Hamburg. Thomas Gottschalk erinnert an die wilden 60er Jahre, eine Zeit der Revolte und des Aufstandes. Ein Wiederbelebung dieses Geistes würde sich der Entertainer wünschen.

TV-Entertainer Thomas Gottschalk (68) sieht Parallelen zwischen den „wilden 68ern“ und heute. „Ein Aufstand der Jugend wäre wieder mal fällig“, meinte der ehemalige „Wetten, dass..?“-Gastgeber im Interview mit der Deutschen Presse-Agentur.

„Aber solange es dafür keine App auf dem Smartphone gibt, sehe ich schwarz. Wir waren insgesamt etwas kritischer, aber auch wesentlich fröhlicher als die 18-Jährigen von heute“, führte er weiter aus.

Gottschalk räumte aber auch ein, dass seine rebellische Seite eher unterentwickelt gewesen sei. „Ich habe weder revoltiert noch demonstriert, was in Kulmbach ohnehin nicht üblich war.
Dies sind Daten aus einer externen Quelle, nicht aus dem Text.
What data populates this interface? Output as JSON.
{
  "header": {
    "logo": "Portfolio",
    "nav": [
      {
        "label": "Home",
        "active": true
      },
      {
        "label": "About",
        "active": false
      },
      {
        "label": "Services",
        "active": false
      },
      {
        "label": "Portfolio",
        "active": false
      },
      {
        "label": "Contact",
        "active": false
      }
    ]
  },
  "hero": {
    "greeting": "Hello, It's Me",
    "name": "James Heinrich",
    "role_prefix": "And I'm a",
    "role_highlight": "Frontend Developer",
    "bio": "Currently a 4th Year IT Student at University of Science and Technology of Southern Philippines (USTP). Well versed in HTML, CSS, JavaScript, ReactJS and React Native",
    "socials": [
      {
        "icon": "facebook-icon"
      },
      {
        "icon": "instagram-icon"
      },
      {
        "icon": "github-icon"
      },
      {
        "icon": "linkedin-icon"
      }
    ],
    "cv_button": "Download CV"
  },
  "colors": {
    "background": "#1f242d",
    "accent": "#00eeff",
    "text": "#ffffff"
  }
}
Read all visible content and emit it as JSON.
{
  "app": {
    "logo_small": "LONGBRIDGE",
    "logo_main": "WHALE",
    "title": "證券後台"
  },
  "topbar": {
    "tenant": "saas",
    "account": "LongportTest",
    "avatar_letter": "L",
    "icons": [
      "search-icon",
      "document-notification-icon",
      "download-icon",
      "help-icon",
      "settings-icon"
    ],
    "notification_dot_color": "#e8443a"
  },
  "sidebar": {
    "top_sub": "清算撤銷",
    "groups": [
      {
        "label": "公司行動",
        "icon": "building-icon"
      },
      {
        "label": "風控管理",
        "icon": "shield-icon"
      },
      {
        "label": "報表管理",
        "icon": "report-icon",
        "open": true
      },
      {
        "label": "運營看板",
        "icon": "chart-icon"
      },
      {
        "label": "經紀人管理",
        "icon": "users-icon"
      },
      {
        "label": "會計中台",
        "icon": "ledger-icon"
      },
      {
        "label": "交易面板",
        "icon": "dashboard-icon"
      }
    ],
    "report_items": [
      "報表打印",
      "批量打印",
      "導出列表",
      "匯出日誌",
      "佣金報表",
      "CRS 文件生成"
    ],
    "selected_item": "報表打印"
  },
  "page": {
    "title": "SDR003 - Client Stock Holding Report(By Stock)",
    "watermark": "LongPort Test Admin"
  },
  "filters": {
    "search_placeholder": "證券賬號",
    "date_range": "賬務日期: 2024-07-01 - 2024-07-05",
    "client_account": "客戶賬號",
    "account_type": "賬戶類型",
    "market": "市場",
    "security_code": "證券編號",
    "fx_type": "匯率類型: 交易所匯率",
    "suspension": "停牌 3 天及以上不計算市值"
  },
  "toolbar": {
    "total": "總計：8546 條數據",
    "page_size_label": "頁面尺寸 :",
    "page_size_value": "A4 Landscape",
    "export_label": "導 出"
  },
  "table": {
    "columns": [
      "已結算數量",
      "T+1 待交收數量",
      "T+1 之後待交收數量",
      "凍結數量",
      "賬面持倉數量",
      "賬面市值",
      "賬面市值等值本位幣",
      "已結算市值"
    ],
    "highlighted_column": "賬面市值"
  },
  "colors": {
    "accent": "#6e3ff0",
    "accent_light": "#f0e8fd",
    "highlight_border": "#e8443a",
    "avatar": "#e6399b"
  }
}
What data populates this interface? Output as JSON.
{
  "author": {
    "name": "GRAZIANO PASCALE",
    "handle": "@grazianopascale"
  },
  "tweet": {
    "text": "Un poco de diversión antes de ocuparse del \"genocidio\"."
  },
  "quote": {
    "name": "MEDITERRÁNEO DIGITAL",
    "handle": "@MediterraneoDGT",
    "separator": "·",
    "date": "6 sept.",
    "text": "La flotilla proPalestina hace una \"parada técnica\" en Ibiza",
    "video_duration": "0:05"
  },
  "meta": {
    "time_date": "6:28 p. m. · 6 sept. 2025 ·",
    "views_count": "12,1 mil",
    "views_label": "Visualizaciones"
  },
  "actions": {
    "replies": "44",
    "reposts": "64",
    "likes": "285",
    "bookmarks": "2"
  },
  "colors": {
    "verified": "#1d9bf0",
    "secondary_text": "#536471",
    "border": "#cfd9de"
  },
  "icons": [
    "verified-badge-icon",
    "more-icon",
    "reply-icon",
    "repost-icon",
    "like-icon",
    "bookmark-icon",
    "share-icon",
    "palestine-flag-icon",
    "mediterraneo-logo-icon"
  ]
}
Mein Aufstand gegen die herrschende Klasse hat sich darin erschöpft, dass ich rumgemault habe, weil ich mir die Haare nicht so lang wachsen lassen durfte, wie ich wollte.“

Am 6. Oktober präsentiert er im ZDF „Gottschalks große 68er Show“ mit vielen bekannten Gästen, darunter „Easy Rider“-Darsteller Peter Fonda, Musiker Donovan und Politikerin Claudia Roth.